Last autumn we launched an initiative to consider the potential to create an ethical framework for ITI members. Our first event was an open discussion meeting hosted by Dr Joseph Lambert which helped us to identify the range of topic areas that we want to explore in more detail.
We have now fashioned these ideas into a programme and invited a range of experts and other stakeholders to help us to host this series of open discussions. We now invite members and others with an interest in ethics to join the debates, with the aim of generating the core principles that will form our ethical framework.
We have called this space for conversations about ethics the ITI Coffee House following the spirit of the coffee houses of the eighteenth century where the Enlightenment was born.
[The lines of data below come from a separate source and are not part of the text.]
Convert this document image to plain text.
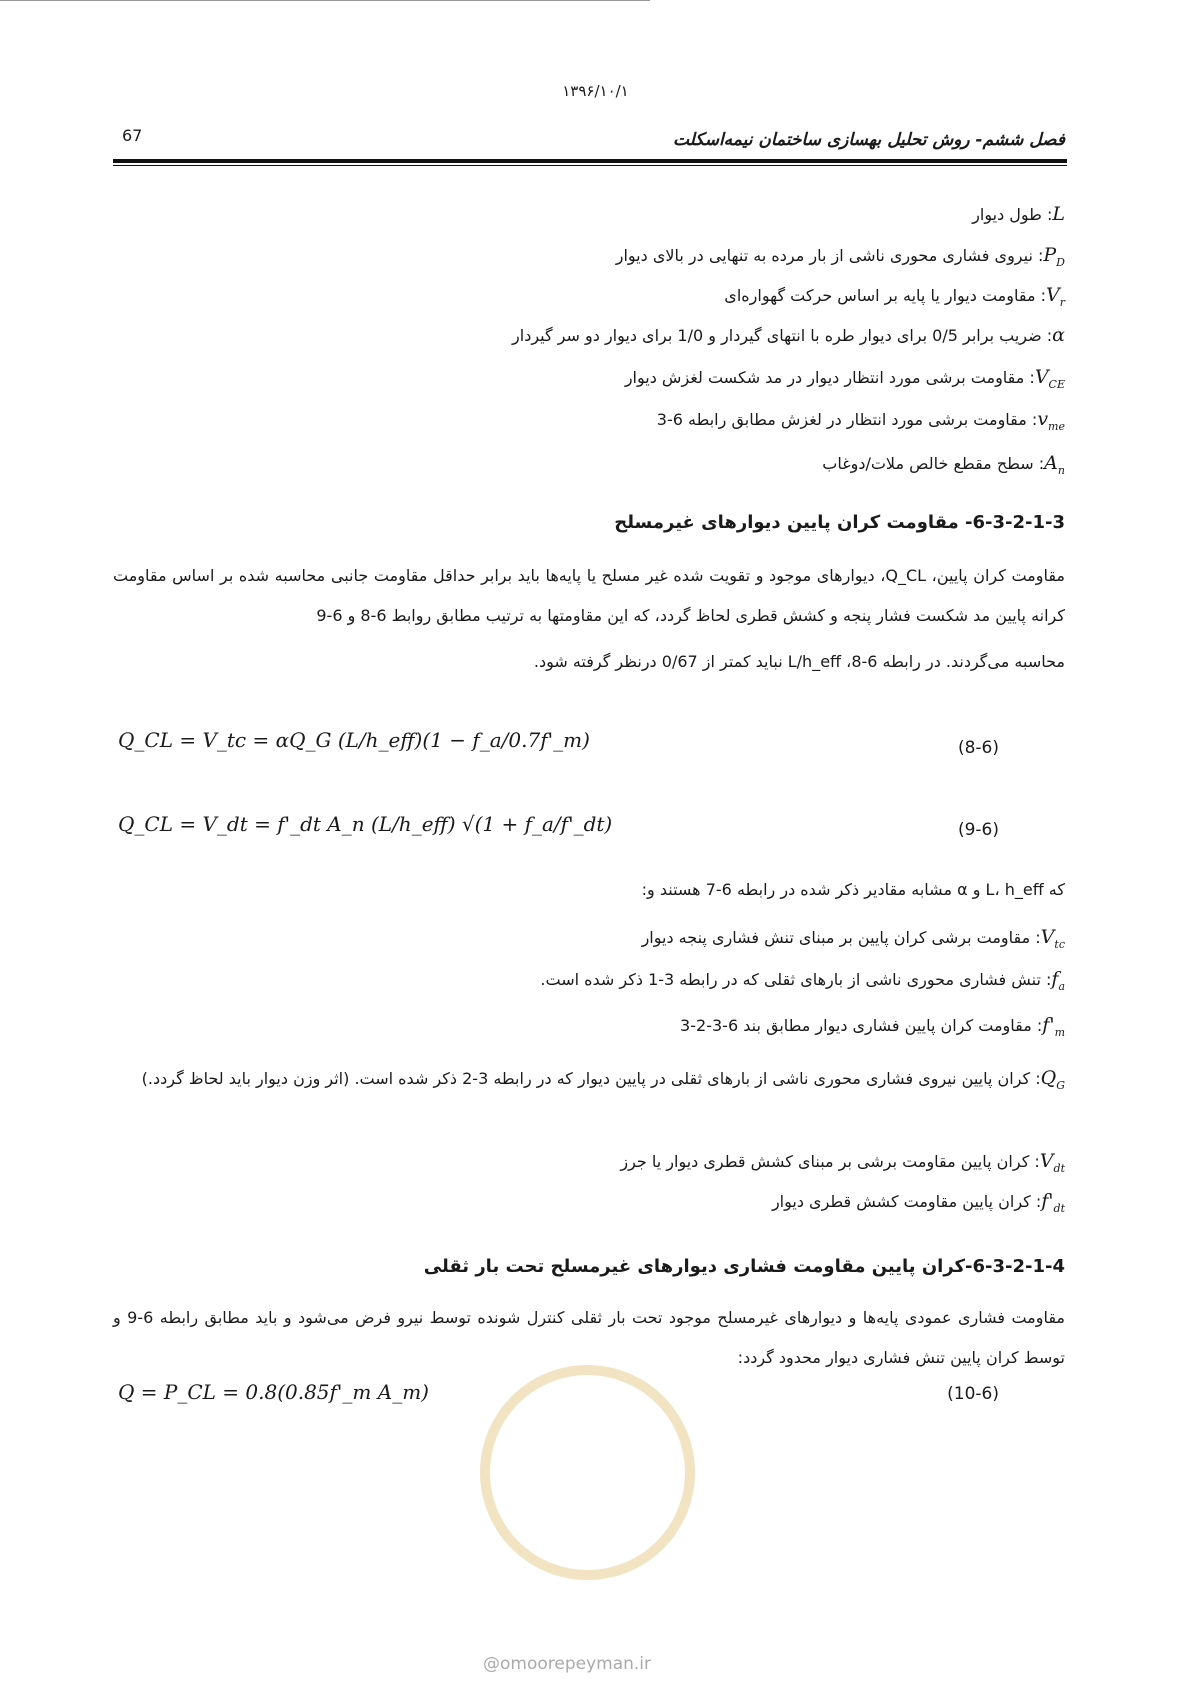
۱۳۹۶/۱۰/۱
67	فصل ششم- روش تحلیل بهسازی ساختمان نیمه‌اسکلت
L: طول دیوار
$P_D$: نیروی فشاری محوری ناشی از بار مرده به تنهایی در بالای دیوار
$V_r$: مقاومت دیوار یا پایه بر اساس حرکت گهواره‌ای
α: ضریب برابر 0/5 برای دیوار طره با انتهای گیردار و 1/0 برای دیوار دو سر گیردار
$V_{CE}$: مقاومت برشی مورد انتظار دیوار در مد شکست لغزش دیوار
$v_{me}$: مقاومت برشی مورد انتظار در لغزش مطابق رابطه 6-3
$A_n$: سطح مقطع خالص ملات/دوغاب
6-3-2-1-3- مقاومت کران پایین دیوارهای غیرمسلح
مقاومت کران پایین، Q_CL، دیوارهای موجود و تقویت شده غیر مسلح یا پایه‌ها باید برابر حداقل مقاومت جانبی محاسبه شده بر اساس مقاومت کرانه پایین مد شکست فشار پنجه و کشش قطری لحاظ گردد، که این مقاومتها به ترتیب مطابق روابط 6-8 و 6-9
محاسبه می‌گردند. در رابطه 6-8، L/h_eff نباید کمتر از 0/67 درنظر گرفته شود.
Q_CL = V_tc = αQ_G (L/h_eff)(1 − f_a/0.7f'_m)	(8-6)
Q_CL = V_dt = f'_dt A_n (L/h_eff) √(1 + f_a/f'_dt)	(9-6)
که L، h_eff و α مشابه مقادیر ذکر شده در رابطه 6-7 هستند و:
$V_{tc}$: مقاومت برشی کران پایین بر مبنای تنش فشاری پنجه دیوار
$f_a$: تنش فشاری محوری ناشی از بارهای ثقلی که در رابطه 3-1 ذکر شده است.
$f'_m$: مقاومت کران پایین فشاری دیوار مطابق بند 6-3-2-3
$Q_G$: کران پایین نیروی فشاری محوری ناشی از بارهای ثقلی در پایین دیوار که در رابطه 3-2 ذکر شده است. (اثر وزن دیوار باید لحاظ گردد.)
$V_{dt}$: کران پایین مقاومت برشی بر مبنای کشش قطری دیوار یا جرز
$f'_{dt}$: کران پایین مقاومت کشش قطری دیوار
6-3-2-1-4-کران پایین مقاومت فشاری دیوارهای غیرمسلح تحت بار ثقلی
مقاومت فشاری عمودی پایه‌ها و دیوارهای غیرمسلح موجود تحت بار ثقلی کنترل شونده توسط نیرو فرض می‌شود و باید مطابق رابطه 6-9 و توسط کران پایین تنش فشاری دیوار محدود گردد:
Q = P_CL = 0.8(0.85f'_m A_m)	(10-6)
@omoorepeyman.ir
The aim is for conversations to be informal and free-flowing and for participants to contribute rather than just to listen.
This session will be focused on Ethical practice within and outside of interpreting assignments.
If you are interested in shaping the debate about translation and interpreting ethics then come along and contribute to our work. We really want to hear from the professionals who are making ethical decisions in their daily working lives to ensure that we create an ethical framework that meets your needs.
Please note that the Coffee House sessions take the format of a short scene-setting presentation followed by discussion, and may include small group discussions in breakout rooms depending on the numbers attending. We expect attendees to participate in the discussions and we ask that you only book a place if you are committed to attending.
After training as a psychotherapist Dr Beverley Costa set up Mothertongue multi-ethnic counselling service (2000-2018) for multilingual clients. In 2009 she established a mental health interpreting service, and in 2017 The Pásalo Project. She is a Senior Practitioner Fellow at Birkbeck, University of London and a Senior Visiting Research Fellow at the University of Reading.
Dr Rebecca Tipton is Senior Lecturer in Interpreting and Translation Studies at the University of Manchester. Her research focuses on spoken language interpreting in statutory and voluntary sector services from contemporary and historical perspectives. She is the author of The Routledge Guide to Teaching Ethics in Translation and Interpreting Education (2024).